Quality scores are also useful in SNP calling you need more bases of low quality than high quality to call a SNP with confidence. You can also filter reads based on quality score in order to discard junk reads. All in all they are quite handy but you should make sure they are correctly calibrated (and therefore accurately assigned).

The prb file you've shown contains 4 quality scores for each base. So rather than just getting the probability that the correct base is right you also get probabilities for each of the other bases. So for example, you would be able to say "it was probably an A or a C, but it's very unlikely it was a G or a T". That might be useful information and some aligners are starting to take advantage of this information but it's not been fully exploited. However don't get too attached to these prb files as I believe they are set to disappear from the latest version of the GAPipeline.
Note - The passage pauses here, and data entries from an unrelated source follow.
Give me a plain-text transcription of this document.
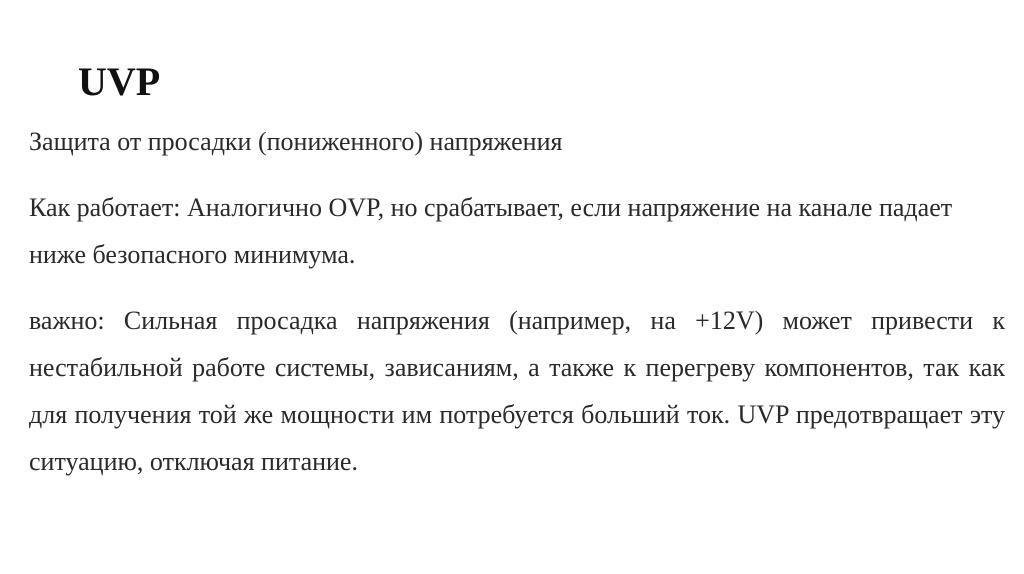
UVP

Защита от просадки (пониженного) напряжения

Как работает: Аналогично OVP, но срабатывает, если напряжение на канале падает ниже безопасного минимума.

важно: Сильная просадка напряжения (например, на +12V) может привести к нестабильной работе системы, зависаниям, а также к перегреву компонентов, так как для получения той же мощности им потребуется больший ток. UVP предотвращает эту ситуацию, отключая питание.
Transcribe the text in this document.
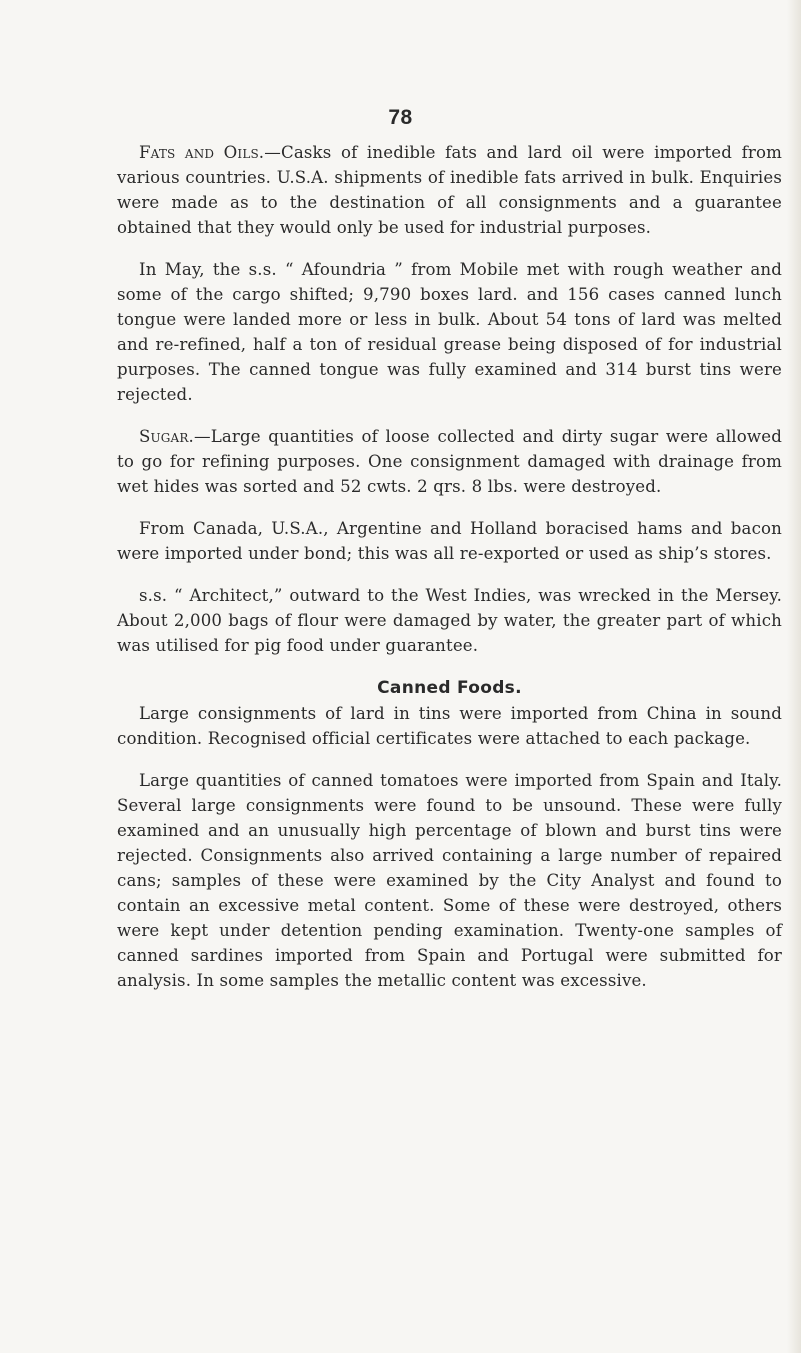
78

Fats and Oils.—Casks of inedible fats and lard oil were imported from various countries. U.S.A. shipments of inedible fats arrived in bulk. Enquiries were made as to the destination of all consignments and a guarantee obtained that they would only be used for industrial purposes.

In May, the s.s. “ Afoundria ” from Mobile met with rough weather and some of the cargo shifted; 9,790 boxes lard. and 156 cases canned lunch tongue were landed more or less in bulk. About 54 tons of lard was melted and re-refined, half a ton of residual grease being disposed of for industrial purposes. The canned tongue was fully examined and 314 burst tins were rejected.

Sugar.—Large quantities of loose collected and dirty sugar were allowed to go for refining purposes. One consignment damaged with drainage from wet hides was sorted and 52 cwts. 2 qrs. 8 lbs. were destroyed.

From Canada, U.S.A., Argentine and Holland boracised hams and bacon were imported under bond; this was all re-exported or used as ship’s stores.

s.s. “ Architect,” outward to the West Indies, was wrecked in the Mersey. About 2,000 bags of flour were damaged by water, the greater part of which was utilised for pig food under guarantee.

Canned Foods.

Large consignments of lard in tins were imported from China in sound condition. Recognised official certificates were attached to each package.

Large quantities of canned tomatoes were imported from Spain and Italy. Several large consignments were found to be unsound. These were fully examined and an unusually high percentage of blown and burst tins were rejected. Consignments also arrived containing a large number of repaired cans; samples of these were examined by the City Analyst and found to contain an excessive metal content. Some of these were destroyed, others were kept under detention pending examination. Twenty-one samples of canned sardines imported from Spain and Portugal were submitted for analysis. In some samples the metallic content was excessive.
 10-11-2020, 07:48 AM #4 ABC@123 Junior Member   Location: canada Join Date: Oct 2020 Posts: 6 Re Do you know there are many services which claim that they are the best but I think we should check them before using it because it is always important to find the right help for your problems?

 Posting Rules You may not post new threads You may not post replies You may not post attachments You may not edit your posts BB code is On Smilies are On [IMG] code is On HTML code is Off Forum Rules

All times are GMT -8. The time now is 06:25 AM.